Room: AAPM ePoster Library
Purpose: Total body irradiation (TBI) machine commissioning as well as in-vivo measurements during treatment is challenged because of the deviation of measurement conditions from the standard calibration condition. Hence treatment planning system (TPS) dose prediction can be problematic. In this work we study the dosimetric accuracy of the TBI treatment planning process and all sources of discrepancy in the in-vivo verification procedure.

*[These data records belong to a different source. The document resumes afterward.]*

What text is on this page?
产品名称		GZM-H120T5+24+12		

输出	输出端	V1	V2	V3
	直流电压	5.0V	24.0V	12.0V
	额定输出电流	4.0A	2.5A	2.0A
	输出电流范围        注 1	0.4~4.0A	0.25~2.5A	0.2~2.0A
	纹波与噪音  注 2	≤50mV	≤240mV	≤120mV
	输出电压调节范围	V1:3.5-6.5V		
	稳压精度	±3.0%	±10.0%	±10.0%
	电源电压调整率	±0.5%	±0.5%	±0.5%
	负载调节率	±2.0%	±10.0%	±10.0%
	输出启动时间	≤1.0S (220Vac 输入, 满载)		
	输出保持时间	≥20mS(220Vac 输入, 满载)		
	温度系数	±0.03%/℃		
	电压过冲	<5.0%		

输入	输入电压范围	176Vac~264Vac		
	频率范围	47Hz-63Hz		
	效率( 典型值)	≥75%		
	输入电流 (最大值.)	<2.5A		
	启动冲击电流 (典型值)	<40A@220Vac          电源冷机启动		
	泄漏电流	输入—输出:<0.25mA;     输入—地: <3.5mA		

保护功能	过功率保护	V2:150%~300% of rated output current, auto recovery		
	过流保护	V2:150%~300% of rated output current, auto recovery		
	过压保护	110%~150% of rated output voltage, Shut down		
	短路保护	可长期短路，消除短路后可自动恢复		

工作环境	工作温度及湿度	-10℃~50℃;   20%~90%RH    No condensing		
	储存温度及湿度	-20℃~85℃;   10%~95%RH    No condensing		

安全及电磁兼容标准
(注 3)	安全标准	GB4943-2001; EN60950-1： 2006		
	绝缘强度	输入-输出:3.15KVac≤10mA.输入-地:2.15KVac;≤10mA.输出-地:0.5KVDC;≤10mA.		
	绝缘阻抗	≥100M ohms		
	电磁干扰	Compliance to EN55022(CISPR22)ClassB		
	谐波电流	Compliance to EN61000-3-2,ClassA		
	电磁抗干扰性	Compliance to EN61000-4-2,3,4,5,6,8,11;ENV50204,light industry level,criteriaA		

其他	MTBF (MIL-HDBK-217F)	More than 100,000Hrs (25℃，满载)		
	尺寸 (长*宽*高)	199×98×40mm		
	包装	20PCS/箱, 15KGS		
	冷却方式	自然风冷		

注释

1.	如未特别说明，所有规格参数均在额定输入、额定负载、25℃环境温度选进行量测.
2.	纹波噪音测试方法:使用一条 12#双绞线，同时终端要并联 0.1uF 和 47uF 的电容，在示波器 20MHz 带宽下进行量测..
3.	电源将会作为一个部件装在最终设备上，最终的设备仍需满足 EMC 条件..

Methods: in-house developed and commercial TPS (1 and 2, respectively) were used in our study. In-vivo results for 50 patients measured at six different body locations were analyzed. Experimental measurements were conducted using both anthropomorphic and solid water phantoms. The effects of photon scattering and electronic disequilibrium due to missing build up tissue and low density material in the beam path were studied. An approach implemented in the in-house TPS utilizing conventional methodology of irregular field calculations was also tested. Additionally, the change in off axis beam energy spectrum and its influence on the attenuation coefficient of brass compensator blocks was evaluated.
Results: TPS overpredicted in-vivo measured dose at the patient’s head. Measured dose in the head area was lower in 94% of the cases with a mean measured to planner dose ratio of 0.93, while in the range of 0.95-1.00 for other body sites. This could be ascribed in part due to lack of sufficient lateral build up. Phantom measurements showed a difference up to 4.7% when comparing 16.5cm to 2.5cm of lateral build up. For lower density materials in the beam path, TPS1 was within 1% agreement with TPS2 and within 2% agreement with in-vivo measurements. Brass transmission was found to be 1.3% lower, 45cm off axis distance.
Conclusion: measurements to account for deviation of various physical parameters under TBI condition can be a crucial step to insure accurate TBI planning.